The difference in yield between 10-year Treasuries and inflation-indexed debt, a measure of the outlook for consumer prices known as the break-even rate, dropped to 1.71 percentage points, the lowest on a closing basis since September 2010.
At today’s $11 billion government auction of 10-year Treasury Inflation Protected Securities, the debt produced a yield of 0.078 percent. The average forecast in a Bloomberg News survey of five primary dealers was 0.048 percent. Investors bid for 2.61 times the amount of debt offered, compared with an average of 2.84 for the past 10 auctions of the securities.
Indirect bidders, a class of investors that includes foreign central banks, purchased 30.4 percent of the offering, compared with 41.6 percent at the July auction and the 10-sale average of 42.4 percent.
Direct bidders, non-primary-dealer investors that place their bids directly with the Treasury, bought 35.7 percent, the highest in data beginning in 2003.
“The auction was OK,” said Michael Pond, co-head of interest-rate strategy in New York at Barclays Plc, which as a primary dealer is obliged to participate in U.S. debt offerings. “We are in the midst of a risk-off trade, and break-evens are considered risk assets. There was a pretty significant direct bid, showing there is demand for inflation protection.”

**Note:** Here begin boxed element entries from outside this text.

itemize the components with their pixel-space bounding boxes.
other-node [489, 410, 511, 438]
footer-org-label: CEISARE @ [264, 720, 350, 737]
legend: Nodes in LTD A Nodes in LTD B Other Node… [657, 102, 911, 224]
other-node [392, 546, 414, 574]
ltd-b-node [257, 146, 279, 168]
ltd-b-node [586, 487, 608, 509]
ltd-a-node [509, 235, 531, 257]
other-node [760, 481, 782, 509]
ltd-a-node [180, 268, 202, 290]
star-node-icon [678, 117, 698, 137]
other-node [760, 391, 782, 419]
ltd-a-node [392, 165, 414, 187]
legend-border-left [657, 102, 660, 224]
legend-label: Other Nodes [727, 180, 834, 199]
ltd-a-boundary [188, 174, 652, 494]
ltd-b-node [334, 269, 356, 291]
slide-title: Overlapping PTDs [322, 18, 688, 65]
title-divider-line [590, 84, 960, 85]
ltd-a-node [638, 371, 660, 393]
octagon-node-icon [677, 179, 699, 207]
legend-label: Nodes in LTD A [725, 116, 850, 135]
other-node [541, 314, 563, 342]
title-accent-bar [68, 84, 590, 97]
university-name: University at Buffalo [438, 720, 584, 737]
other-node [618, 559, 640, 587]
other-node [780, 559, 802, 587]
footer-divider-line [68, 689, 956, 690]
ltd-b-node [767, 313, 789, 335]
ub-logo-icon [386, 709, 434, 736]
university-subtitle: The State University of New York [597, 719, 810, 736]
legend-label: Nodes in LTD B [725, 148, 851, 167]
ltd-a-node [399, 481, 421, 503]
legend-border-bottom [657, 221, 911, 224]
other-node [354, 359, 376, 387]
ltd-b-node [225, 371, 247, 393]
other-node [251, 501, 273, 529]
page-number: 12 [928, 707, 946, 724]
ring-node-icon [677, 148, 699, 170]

The U.S. government will auction $35 billion of two-year notes, the same amount of five-year debt and $29 billion of seven-year securities in separate offerings beginning Sept. 27.
Returns on Bonds
Thirty-year bonds have returned 30 percent this year, more than triple the 8.9 percent gain in the broader Treasury market, according to a Bank of America Merrill Lynch index. The gain in long bonds is the biggest since a 41 percent increase for 2008.
After a two-day policy meeting that ended yesterday, the Federal Open Market Committee cited “significant downside risks” in the U.S. economy and announced it will buy bonds due in six to 30 years through June while selling an equal amount of debt maturing in three years or less.

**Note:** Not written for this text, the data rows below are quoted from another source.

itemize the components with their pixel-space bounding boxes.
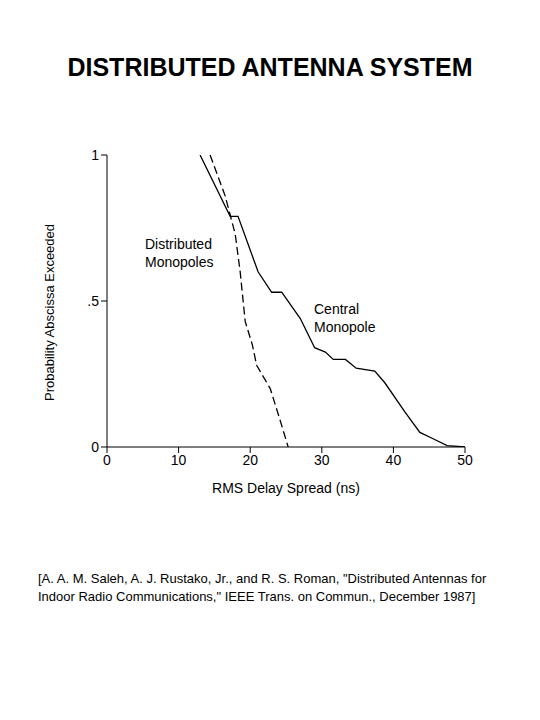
svg-text:.5: .5 <box>87 293 99 309</box>
svg-text:40: 40 <box>386 452 402 468</box>
html-text:Central Monopole: Central Monopole <box>314 301 376 335</box>
svg-text:10: 10 <box>171 452 187 468</box>
svg-text:0: 0 <box>103 452 111 468</box>
svg-text:Probability Abscissa Exceeded: Probability Abscissa Exceeded <box>42 224 57 401</box>
html-text:Distributed Monopoles: Distributed Monopoles <box>145 236 214 270</box>
html-text:DISTRIBUTED ANTENNA SYSTEM: DISTRIBUTED ANTENNA SYSTEM <box>67 53 473 81</box>
svg-text:1: 1 <box>91 147 99 163</box>
svg-text:0: 0 <box>91 439 99 455</box>
svg-text:50: 50 <box>457 452 473 468</box>
html-text:[A. A. M. Saleh, A. J. Rustako: [A. A. M. Saleh, A. J. Rustako, Jr., and… <box>38 571 487 604</box>
svg-text:20: 20 <box>242 452 258 468</box>
svg-text:30: 30 <box>314 452 330 468</box>
svg-text:RMS Delay Spread (ns): RMS Delay Spread (ns) <box>212 480 360 496</box>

The purchases “should put downward pressure on longer-term interest rates and help make broader financial conditions more accommodative,” the Fed said in its statement.
The central bank also announced a measure to support the mortgage market by reinvesting maturing housing debt into mortgage-backed securities instead of U.S. government debt.
‘Shock and Awe’
“The Fed gave us a surprise -- a shock and awe,” said David Ader, head of government bond strategy in Stamford, Connecticut, at CRT Capital Group LLC. “They will be buying 90 percent of the 30-year sector for the next nine months, so that’s more than anyone anticipated. It gave us the drama of these last two days.”

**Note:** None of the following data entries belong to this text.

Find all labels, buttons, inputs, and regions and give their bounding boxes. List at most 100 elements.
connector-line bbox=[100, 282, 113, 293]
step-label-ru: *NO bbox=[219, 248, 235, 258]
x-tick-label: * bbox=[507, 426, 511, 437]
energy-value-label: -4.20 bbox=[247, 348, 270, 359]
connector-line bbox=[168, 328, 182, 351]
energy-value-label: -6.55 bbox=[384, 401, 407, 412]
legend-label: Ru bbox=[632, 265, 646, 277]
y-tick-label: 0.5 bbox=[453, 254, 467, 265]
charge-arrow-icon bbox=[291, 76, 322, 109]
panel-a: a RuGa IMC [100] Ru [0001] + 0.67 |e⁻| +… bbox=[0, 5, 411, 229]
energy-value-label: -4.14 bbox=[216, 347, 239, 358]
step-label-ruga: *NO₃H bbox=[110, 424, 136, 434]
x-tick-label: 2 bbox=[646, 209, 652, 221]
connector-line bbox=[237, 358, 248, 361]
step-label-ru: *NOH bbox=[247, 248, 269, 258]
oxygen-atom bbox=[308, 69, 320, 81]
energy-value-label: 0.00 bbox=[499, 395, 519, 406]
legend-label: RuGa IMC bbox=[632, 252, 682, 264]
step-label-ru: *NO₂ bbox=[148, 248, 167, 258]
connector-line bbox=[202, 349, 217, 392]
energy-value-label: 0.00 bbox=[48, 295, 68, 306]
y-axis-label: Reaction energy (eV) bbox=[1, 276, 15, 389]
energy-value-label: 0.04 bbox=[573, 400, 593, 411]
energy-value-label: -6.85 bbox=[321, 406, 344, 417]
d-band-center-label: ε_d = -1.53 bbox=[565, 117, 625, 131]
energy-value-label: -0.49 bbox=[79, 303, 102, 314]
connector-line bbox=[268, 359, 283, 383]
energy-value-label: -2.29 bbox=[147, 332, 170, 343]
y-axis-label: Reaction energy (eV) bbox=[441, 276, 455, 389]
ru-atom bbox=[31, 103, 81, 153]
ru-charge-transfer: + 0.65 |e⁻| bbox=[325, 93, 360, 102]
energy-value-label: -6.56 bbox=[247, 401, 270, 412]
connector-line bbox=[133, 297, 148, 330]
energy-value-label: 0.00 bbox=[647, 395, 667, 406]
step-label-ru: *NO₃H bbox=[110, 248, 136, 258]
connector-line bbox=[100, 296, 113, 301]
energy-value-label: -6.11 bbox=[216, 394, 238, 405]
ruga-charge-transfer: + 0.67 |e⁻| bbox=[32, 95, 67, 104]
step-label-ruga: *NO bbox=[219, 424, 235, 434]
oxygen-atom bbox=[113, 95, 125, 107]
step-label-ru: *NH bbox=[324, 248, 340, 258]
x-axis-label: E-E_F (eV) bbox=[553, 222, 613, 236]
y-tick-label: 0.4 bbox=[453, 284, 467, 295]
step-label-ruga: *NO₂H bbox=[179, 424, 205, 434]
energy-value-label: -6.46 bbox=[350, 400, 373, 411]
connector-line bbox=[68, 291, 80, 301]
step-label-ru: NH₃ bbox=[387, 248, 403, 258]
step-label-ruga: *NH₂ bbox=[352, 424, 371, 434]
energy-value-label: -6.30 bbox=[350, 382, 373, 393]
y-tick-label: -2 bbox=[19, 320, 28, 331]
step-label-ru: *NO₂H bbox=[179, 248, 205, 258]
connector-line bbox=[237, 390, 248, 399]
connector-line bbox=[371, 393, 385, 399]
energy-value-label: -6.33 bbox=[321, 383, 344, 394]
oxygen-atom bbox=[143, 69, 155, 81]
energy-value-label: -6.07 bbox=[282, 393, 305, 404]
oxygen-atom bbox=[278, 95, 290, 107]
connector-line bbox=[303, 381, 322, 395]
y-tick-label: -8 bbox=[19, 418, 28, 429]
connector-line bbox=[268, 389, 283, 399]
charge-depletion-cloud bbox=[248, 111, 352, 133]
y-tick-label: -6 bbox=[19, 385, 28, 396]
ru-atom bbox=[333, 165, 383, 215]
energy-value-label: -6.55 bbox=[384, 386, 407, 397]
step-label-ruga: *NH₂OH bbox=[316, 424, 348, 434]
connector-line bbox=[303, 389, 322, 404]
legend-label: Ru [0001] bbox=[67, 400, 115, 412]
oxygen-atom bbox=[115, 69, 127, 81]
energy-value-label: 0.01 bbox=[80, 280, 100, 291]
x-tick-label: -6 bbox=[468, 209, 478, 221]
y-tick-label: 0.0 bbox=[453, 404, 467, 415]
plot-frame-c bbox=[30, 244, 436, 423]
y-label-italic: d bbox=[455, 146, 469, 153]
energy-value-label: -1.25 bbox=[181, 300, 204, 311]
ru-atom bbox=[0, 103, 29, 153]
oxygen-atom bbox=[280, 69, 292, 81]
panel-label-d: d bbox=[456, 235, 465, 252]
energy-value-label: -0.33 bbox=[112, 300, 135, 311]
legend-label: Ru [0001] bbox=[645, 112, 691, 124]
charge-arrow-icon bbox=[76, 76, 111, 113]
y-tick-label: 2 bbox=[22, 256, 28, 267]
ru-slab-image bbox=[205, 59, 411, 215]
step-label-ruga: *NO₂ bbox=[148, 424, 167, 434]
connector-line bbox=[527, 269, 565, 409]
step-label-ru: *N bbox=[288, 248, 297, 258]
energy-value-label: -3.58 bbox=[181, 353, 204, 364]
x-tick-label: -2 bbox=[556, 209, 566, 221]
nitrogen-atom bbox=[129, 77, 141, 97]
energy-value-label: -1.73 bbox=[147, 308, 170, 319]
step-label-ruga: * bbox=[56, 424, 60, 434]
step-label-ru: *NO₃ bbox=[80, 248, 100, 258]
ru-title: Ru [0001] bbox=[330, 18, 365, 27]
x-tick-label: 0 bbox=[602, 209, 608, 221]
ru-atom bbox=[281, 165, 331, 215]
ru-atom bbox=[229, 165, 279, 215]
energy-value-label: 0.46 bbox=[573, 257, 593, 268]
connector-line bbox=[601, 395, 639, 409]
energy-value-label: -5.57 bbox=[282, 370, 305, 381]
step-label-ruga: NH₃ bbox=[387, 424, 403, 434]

U.S. debt securities got a boost as stocks slumped worldwide. The Standard & Poor’s 500 Index decreased 3.2 percent, and the Stoxx Europe 600 Index slid 4.6 percent.
IntercontinentalExchange Inc.’s Dollar Index, gauging the greenback against the currencies of major U.S. trading partners, rose to the highest level since February as investors took refuge in the safest assets.
“Markets are once again looking forward and not liking what they see,” John Briggs, a U.S. government bond strategist at RBS Securities Inc. in Stamford, wrote in a research note to clients. “Twist has arrived. Low for even longer is only reinforced by the Fed decision, and we see no reason to change our mantra.” The unit of Royal Bank of Scotland Group Plc is a primary dealer.
The world is on the eve of the next financial crisis with sovereign debt its epicenter, according to Mohamed El-Erian, chief executive officer and co-chief investment officer at Pacific Investment Management Co., which manages the world’s largest bond fund.
The European Central Bank hasn’t put in place a “circuit breaker” to contain the region’s turmoil, El-Erian said at an event in Washington today. Responses of policy makers to the crisis haven’t been structural, he said, adding that the U.S. and Europe have not addressed impediments to economic growth.